На протяжении двенадцати лет, до того как я окончательно вернулся (был возвращен) домой, я виделся с ним всего трижды. Я жадно ждал каждой из этих встреч. Не могу сказать, что я так уж изнывал в моей Африке, работа там не была лишена элементов творчества, квалификация моя росла, по сути дела, я становился (и стал в конце концов) недюжинным этнографом (я ведь член четырех этнографических ассоциаций в четырех странах мира, ты, разумеется, не знаешь этого, это вообще мало кто знает), но ежедневные мысли мои о том, что я вот гнию здесь, среди роскошных трясин, когда судьба моя могла бы уже давно и мощно сложиться ТАМ, — мысли эти сверлили меня, словно больной зуб, и я ежедневно ненавидел все эти вещи, которыми вынужден был заниматься, и считал дни, оставшиеся до отпуска, потому что каждый раз, отправляясь в Питер, я радостно ждал, что вот уж теперь все у нас с ним решится — раз и навсегда.
Но ничего не решалось. Отпуск кончался, надежды прекращали кипение свое, я возвращался назад, под страшные, грозные и прекрасные своды экваториальных моих лесов, и все становилось как прежде.
Чем занимался он эти двенадцать лет? Не знаю. До сих пор я ничего не знаю об этом, можешь ты себе представить такое? Он не рассказывал мне об этом раньше, он не желает говорить об этом сейчас. По-моему, он стыдится вспоминать эти свои годы.
...Ходил на ночные охоты за подонками. Вызывал огонь на себя. Они накидывались на него, как бешеные псы, и он как псов убивал их. Стоял, трупно-зеленый, похожий на вурдалака, на зомби, на микрокиллера в заводе, и наблюдал, медленно наслаждаясь, как лопаются поганые их башки и дымящаяся жижа разлетается по мостовой липким веером?.. Не знаю. Вряд ли. Но ведь — ВОЗМОЖНО!
...А может быть — просто пил по-черному? В отчаянии, что может убивать, а больше не может ничего. Ощущая невероятную мощь свою и — абсолютную беспомощность свою в то же время... Может быть. Очень даже может быть. Но не только же это.
...Или — спокойно, не торопясь, в охотку — разрабатывал свою ТЕОРИЮ ЭЛИТЫ, которая позже привела тебя — помнишь? — в такое негодование, почти детское. Ты ведь у нас — демократ. Но многим нравилась эта теория и нравится сейчас. А в политике ведь как? Не важно, правду ли ты говоришь, важно, чтобы как можно больше людей соглашалось считать это правдой... Да и не интересует людей правда. Они только хотят, чтобы им сделали красиво...
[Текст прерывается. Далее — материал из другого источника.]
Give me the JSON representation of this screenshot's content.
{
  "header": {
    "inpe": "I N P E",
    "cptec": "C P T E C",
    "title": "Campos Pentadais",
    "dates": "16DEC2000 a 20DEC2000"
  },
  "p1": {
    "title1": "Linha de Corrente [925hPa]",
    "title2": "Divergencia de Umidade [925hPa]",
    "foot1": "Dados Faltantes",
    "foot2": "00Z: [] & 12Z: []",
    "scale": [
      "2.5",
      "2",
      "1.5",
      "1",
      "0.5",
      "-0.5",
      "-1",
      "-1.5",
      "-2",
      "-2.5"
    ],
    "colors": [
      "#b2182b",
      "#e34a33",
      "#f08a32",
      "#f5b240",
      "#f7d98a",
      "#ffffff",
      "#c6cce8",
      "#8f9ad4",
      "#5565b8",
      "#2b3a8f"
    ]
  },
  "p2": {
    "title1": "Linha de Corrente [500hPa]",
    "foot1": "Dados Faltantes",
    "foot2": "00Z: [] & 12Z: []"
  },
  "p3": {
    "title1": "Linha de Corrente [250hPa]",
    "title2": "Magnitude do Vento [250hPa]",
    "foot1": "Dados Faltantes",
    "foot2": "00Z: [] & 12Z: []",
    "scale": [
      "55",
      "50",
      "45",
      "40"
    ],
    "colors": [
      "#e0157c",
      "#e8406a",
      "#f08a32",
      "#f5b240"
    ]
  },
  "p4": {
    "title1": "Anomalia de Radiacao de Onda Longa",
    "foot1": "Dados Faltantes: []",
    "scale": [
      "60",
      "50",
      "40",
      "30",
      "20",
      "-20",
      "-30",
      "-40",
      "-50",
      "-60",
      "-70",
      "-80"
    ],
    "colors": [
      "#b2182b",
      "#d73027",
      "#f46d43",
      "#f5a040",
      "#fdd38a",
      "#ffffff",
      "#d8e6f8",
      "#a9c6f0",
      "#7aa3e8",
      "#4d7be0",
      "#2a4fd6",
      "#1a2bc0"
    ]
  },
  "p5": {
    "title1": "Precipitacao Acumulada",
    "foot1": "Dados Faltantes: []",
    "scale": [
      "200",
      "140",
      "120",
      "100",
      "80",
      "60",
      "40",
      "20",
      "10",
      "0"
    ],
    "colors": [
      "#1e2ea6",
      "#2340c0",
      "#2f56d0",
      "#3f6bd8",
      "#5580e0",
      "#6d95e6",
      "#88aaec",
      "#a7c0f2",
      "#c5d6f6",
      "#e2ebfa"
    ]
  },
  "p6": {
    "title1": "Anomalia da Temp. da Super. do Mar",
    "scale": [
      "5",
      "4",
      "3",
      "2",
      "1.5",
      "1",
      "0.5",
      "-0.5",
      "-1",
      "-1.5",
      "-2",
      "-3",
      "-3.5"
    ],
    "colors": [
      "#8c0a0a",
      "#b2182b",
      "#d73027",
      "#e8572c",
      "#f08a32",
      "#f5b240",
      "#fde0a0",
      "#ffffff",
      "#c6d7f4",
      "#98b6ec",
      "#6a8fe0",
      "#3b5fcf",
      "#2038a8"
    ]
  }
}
А может быть, вообще ничего этого не было? Работал себе по основной специальности, писал свои программы, делал карьеру — он ведь и докторскую за эти годы защитил, и завсектором сделался в конце концов... Он ведь всегда был трудолюбив, и всегда ему нравилась его работа.
А может быть, было ВСЕ ЭТО ВМЕСТЕ и еще многое, о чем я не способен даже догадаться? Не знаю.
Мы с ним расстались тогда словно навсегда и действительно не виделись долго — больше трех лет. До моего первого отпуска. Помнишь, я приехал и привез тебе щит масая и настоящее африканское копье? Это и был первый мой приезд, когда я с ним увиделся вновь. До этого мы даже не переписывались. Я не хотел рисковать, не хотел привлекать излишнее внимание к себе, не хотел привлекать к нему излишнее внимание, хотя вообще-то всегда мог бы сослаться на служебную необходимость поддерживать контакт с потенциальным ценным кадром. Но я не хотел, чтобы еще кто-то знал о нем, приглядывался к нему, брал его на контроль. Мне хватало и Ведьмака в моих ночных кошмарах. Кстати, вот с Ведьмаком я переписку как раз пытался затеять, но без особого успеха: я послал ему три письма, он ответил мне одним-единственным, с оказией, — письмецо оказалось пустяковенькое, какие-то дурацкие просьбы по поводу сувениров, а потом он, получив свои сувениры, и вовсе замолчал.
Хозяину я позвонил в первый же день. Не мог более терпеть. Словно сам черт заводил пружину моего нетерпения. (Мама твоя тогда даже заподозрила неладное, возникла масса дополнительных сложностей, но это — особая история, и здесь ей не место.)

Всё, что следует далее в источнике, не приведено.